The changes to Australia’s skilled migration intake cap are expected to be formally revealed in the October 25 Budget.
The current migration cap is set at 160,000 places, which has prompted widespread calls from businesses and industries for increasing skilled migration to Australia.
The Australian Chamber of Commerce and Industry (ACCI) also advocated increasing skilled migration to 200,000 a year to boost Australia’s post-pandemic economic recovery.
Raising the skilled migration ceiling to up to 200,000 places would see Australia acknowledge more qualifications and trades from other countries.
According to recent data by the Australian Bureau of Statistics (ABS), there are 480,100 job vacancies in Australia – a 111.1 per cent increase from February 2020.

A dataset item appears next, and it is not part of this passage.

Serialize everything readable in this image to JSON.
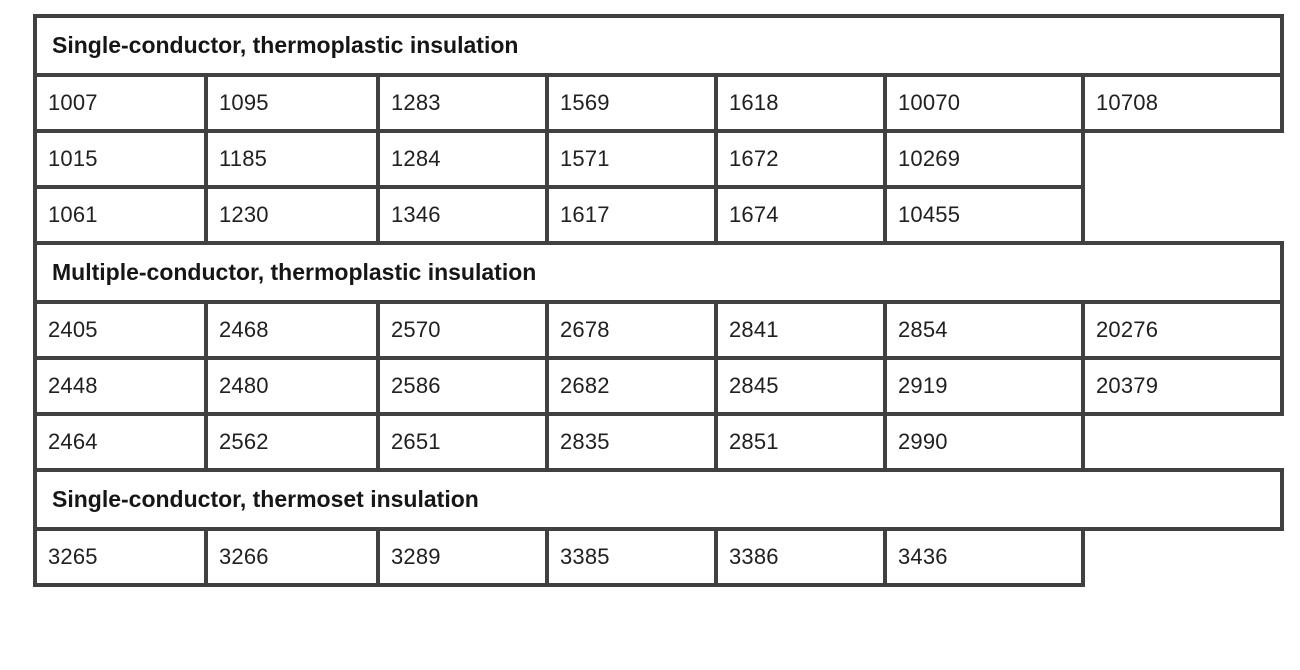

Treasurer Jim Chalmers confirmed that increasing skilled migrant intake would be on the agenda at the upcoming Jobs and Skills summit, as migration would be a crucial part of Australia’s economic recovery out of the pandemic.
He said raising the skilled migration ceiling sounded reasonable since the chronic skills shortages across the country were a ‘real handbrake’ on the economy.
Mr Chalmers also said there should be an opportunity to think about the best mix of hiring skilled migrants as the migration program gains momentum after two years of border closures.
In addition to increasing skilled migration, skills and education will also be discussed at the upcoming summit to be held in September, amid calls from Australian businesses to better prepare new graduates joining the workforce.
Before the Covid-19 pandemic, between 120,000 to 150,000 skilled migrants arrived in Australia every year.
However, the Australian workforce was sapped of new additions from overseas following two years of border closures and travel restrictions.
Australia recorded more departures than arrivals during this period, which resulted in Australian net overseas migration falling to negative levels for the first time since World War I.